Typically when we restart the controller, most if not all Agent EC2 instances will be in a Stopped state (i.e. not running, but not terminated). What we would like is for those instances to remain as they are, and be associated with and available for use by the (restarted) Controller when required for a job.
I can provide some assistance with basic testing in our AWS environment, if that helps. I can drop a plugin test release into a Jenkins that's idling, run a few jobs, restart controller, watch instances start / stop / terminate, etc. |
I am definitely not planning to implement that, but if that is something that currently works, then it sounds like the behavior in this PR must not be enabled for users with this requirement. So, I will make it an option.
Sorry, I was unclear—I have already tested this in an EKS cluster with IAM-based access to EC2. Of course additional sanity checks by others are welcome. I was just uncertain what automated test coverage is expected in general for changes in this plugin. |
(cherry picked from commit e8c5a47)
|
I am starting to think it would be more effective for the option to just terminate all idle agents, rather than being tied to the spare count, due to a longstanding bug in the provisioning logic under load (a topic for another PR). I will experiment with this alternative approach. |
(cherry picked from commit a8eb352)
|
Indeed it does seem more helpful to just (at an option) terminate & remove any idle agents during shutdown, regardless of why they were launched to begin with.

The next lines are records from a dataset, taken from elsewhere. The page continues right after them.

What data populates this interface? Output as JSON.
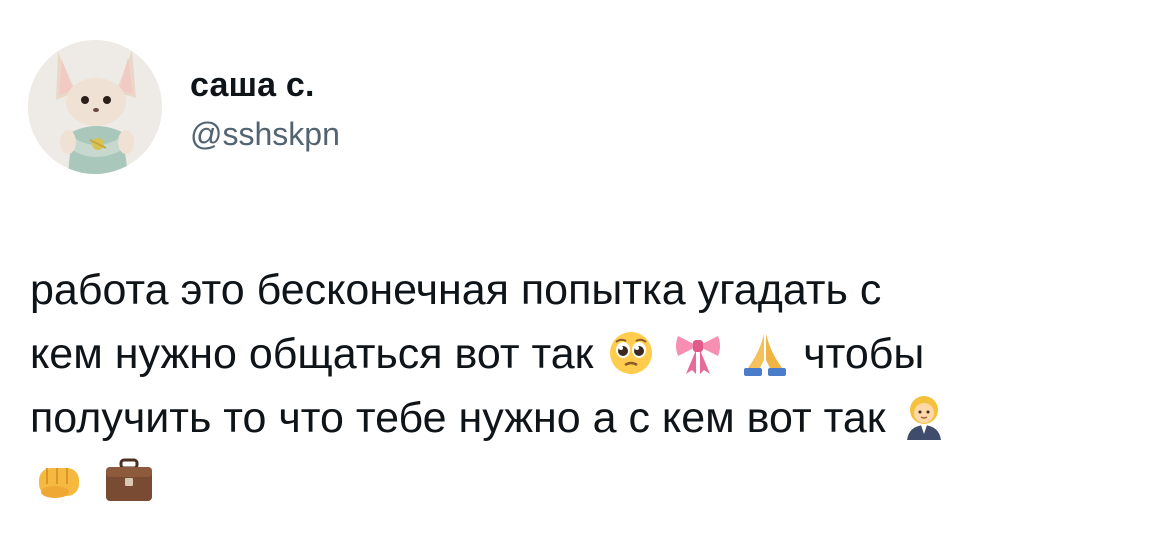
{
  "author": {
    "display_name": "саша с.",
    "handle": "@sshskpn"
  },
  "tweet": {
    "line1": "работа это бесконечная попытка угадать с",
    "line2_part1": "кем нужно общаться вот так",
    "line2_part2": "чтобы",
    "line3": "получить то что тебе нужно а с кем вот так",
    "emojis": {
      "pleading_face": "🥺",
      "ribbon": "🎀",
      "folded_hands": "🙏",
      "woman_office_worker": "👩‍💼",
      "oncoming_fist": "👊",
      "briefcase": "💼"
    }
  }
}
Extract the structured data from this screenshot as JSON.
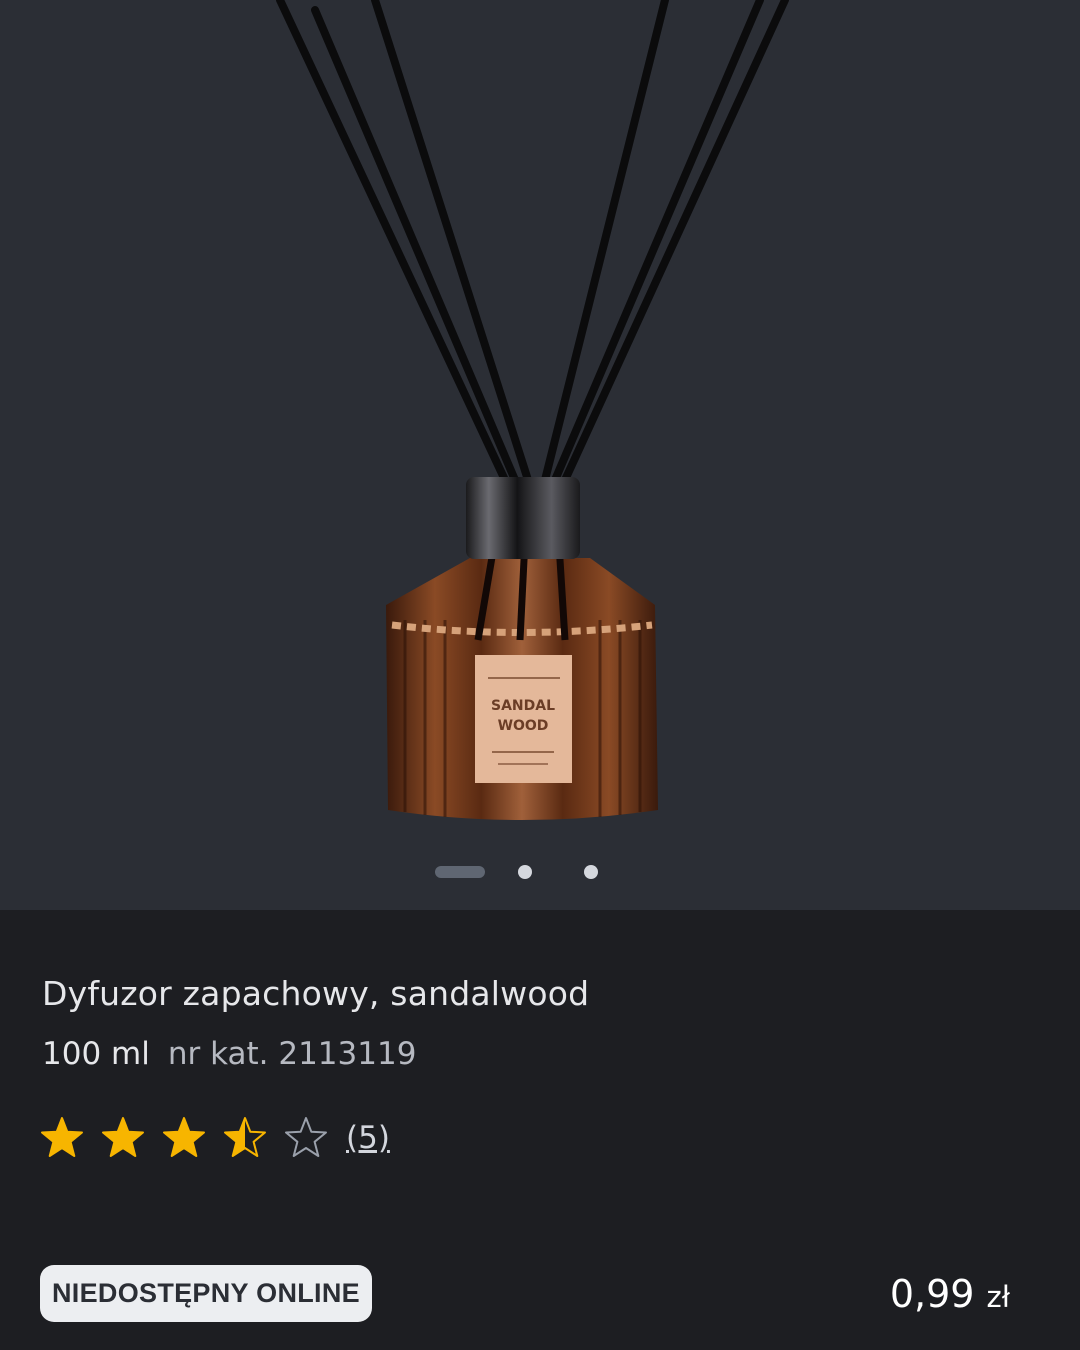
{
  "product": {
    "name": "Dyfuzor zapachowy, sandalwood",
    "size": "100 ml",
    "catalog": "nr kat. 2113119",
    "price_amount": "0,99",
    "price_currency": "zł",
    "availability": "NIEDOSTĘPNY ONLINE"
  },
  "rating": {
    "value": 3.5,
    "max": 5,
    "count": "(5)",
    "star_color": "#f7b500"
  },
  "gallery": {
    "image_count": 3,
    "active_index": 0,
    "image_label": {
      "line1": "SANDAL",
      "line2": "WOOD"
    }
  }
}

This behaves better when the cloud accidentally overprovisions agents in response to a rapid enqueueing of builds: if some of the agents are left unused then they are simply removed the next time you restart. |
|
@mwebber I think the revised logic should address your concern? |
|
Thanks. @res0nance / @fcojfernandez? |
| * Terminates the instance in EC2. | ||
| */ | ||
| public abstract void terminate(); | ||
| public abstract Future<?> terminate(); |
There was a problem hiding this comment.
I've checked potential external impacts and it seems that only https://github.com/jenkinsci/ec2-cloud-axis-plugin/blob/4d1a8263cfe04320b311fe26ae613d1805073aa2/src/main/java/hudson/plugins/ec2/Utils.java#L14 would be using this method. Seems safe
Extracted from #1121.
While testing the spare instances feature I noticed that while the controller launches a pool of spare instances when it starts, it does not terminate them when it shuts down. If the controller is immediately restarted, this is not a big deal since they will be connected again, but it can leave a mess in a CloudBees CI HA controller where each replica has its own set of spare instances. #1115 will clean them up but it could take hours. With this patch, the spares are neatly cleaned up.
I needed to introduce a
Futureinto the internal API to make sure that the termination request is processed before the web app is unloaded and class loading from plugins becomes impossible; otherwise the termination is unreliable and mostly does not work at all. This does clash a bit with #1015.